During handling of the above exception, another exception occurred:

Traceback (most recent call last):
  File "/home/ben/src/forks/wsgidav/wsgidav/error_printer.py", line 83, in __call__
    raise as_DAVError(e)
wsgidav.dav_error.DAVError: 500   

18:20:46.565 - ERROR   : e.src_exception:
XML() got an unexpected keyword argument 'forbid_entities'
DAVClient: Could not parse response XML: mismatched tag: line 5, column 2
<!DOCTYPE HTML PUBLIC '-//W3C//DTD HTML 4.01//EN' 'http://www.w3.org/TR/html4/strict.dtd'>
<html><head>
  <meta http-equiv='Content-Type' content='text/html; charset=utf-8'>
  <title>500 Internal Server Error</title>
</head><body>
  <h1>500 Internal Server Error</h1>
  <p>500 Internal Server Error: An internal server error occurred
    Source exception: TypeError(&quot;XML() got an unexpected keyword argument &#x27;forbid_entities&#x27;&quot;)</p>
<hr/>
<a href='https://github.com/mar10/wsgidav/'>WsgiDAV/4.3.2-a1</a> - 2024-03-26 18:20:46.565971
</body></html>

Environment:

WsgiDAV/4.3.2-a1 Python/3.12.2(64 bit) Linux-6.7.9-200.fc39.x86_64-x86_64-with-glibc2.38
Python from: /home/ben/src/forks/wsgidav/_e/bin/python3

(I don’t believe anything about the environment other than the availability of lxml is relevant.)

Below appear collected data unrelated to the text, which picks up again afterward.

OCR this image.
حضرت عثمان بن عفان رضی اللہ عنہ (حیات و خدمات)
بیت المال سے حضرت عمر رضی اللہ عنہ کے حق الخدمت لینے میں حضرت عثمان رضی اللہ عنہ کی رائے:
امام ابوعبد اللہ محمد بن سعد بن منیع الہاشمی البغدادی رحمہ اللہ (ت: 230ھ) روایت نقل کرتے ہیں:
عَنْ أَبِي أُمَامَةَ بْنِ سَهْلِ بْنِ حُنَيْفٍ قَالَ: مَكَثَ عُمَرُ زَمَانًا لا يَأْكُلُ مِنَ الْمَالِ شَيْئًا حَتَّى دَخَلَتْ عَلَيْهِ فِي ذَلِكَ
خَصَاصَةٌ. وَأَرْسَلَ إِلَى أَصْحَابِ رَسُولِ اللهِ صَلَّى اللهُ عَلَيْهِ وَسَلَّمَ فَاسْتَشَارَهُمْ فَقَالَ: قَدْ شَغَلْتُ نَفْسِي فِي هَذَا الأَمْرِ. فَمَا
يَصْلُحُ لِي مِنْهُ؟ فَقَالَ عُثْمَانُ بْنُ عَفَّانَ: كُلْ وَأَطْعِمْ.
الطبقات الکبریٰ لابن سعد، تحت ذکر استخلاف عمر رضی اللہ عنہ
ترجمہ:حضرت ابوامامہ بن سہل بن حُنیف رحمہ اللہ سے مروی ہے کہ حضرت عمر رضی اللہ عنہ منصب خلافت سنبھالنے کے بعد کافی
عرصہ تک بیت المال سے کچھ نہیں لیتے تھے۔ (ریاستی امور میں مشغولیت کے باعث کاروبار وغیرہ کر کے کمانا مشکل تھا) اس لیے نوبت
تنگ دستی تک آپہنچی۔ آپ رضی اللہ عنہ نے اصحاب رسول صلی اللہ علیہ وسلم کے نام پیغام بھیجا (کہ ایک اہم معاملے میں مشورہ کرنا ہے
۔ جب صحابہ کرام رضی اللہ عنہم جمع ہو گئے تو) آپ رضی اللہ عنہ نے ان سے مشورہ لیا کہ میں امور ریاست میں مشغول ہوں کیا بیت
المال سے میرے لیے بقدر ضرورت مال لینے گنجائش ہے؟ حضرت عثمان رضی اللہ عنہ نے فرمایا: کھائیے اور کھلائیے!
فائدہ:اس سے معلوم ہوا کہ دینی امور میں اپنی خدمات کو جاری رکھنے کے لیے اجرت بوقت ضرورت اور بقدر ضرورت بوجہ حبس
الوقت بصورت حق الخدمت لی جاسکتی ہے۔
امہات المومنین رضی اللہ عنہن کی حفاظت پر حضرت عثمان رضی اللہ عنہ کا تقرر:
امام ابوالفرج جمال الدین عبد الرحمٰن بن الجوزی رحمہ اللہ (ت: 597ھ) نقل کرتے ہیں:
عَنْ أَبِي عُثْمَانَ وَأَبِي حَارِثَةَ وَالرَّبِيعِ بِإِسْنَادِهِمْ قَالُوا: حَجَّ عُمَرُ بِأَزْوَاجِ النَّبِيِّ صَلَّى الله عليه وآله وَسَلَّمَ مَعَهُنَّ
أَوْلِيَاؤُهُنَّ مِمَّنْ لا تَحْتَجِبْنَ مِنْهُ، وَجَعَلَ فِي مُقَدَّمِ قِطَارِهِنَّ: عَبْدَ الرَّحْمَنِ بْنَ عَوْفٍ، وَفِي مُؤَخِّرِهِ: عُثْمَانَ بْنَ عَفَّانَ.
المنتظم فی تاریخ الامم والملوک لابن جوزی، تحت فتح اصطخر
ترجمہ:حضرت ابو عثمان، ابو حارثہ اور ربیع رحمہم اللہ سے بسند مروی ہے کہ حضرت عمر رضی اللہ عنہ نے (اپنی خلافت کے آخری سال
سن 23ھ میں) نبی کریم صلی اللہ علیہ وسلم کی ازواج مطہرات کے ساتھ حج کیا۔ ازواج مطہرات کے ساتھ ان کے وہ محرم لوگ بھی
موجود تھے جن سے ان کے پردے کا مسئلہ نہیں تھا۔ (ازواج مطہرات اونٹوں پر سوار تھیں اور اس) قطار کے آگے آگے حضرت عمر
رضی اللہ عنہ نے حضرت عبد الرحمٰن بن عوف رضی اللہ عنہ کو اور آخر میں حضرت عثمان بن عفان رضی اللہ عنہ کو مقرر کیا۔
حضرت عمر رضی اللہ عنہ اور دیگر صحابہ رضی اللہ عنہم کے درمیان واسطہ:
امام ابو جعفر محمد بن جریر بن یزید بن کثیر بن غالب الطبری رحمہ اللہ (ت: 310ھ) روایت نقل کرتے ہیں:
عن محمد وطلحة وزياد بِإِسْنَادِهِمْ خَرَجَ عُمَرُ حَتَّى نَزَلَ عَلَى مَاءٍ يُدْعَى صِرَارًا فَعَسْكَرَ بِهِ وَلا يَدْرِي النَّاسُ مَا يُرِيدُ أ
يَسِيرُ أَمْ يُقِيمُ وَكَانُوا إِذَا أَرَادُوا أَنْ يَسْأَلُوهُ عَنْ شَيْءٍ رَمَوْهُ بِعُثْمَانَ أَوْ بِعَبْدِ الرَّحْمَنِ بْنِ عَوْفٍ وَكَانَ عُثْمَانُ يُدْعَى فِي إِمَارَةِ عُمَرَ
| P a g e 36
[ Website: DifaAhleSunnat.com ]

Which WSGI server was used (cheroot, ext-wsgiutils, gevent, gunicorn, paste, uvicorn, wsgiref, ...)?

N/A, running wsgidav’s own tests.

Which WebDAV client was used (MS File Explorer, MS Office, macOS Finder, WinSCP, Windows, file mapping, ...)?

N/A, running wsgidav’s own tests.

Additional context

I now maintain a python-wsgidav package in Fedora and in EPEL9, which is how I discovered the problem.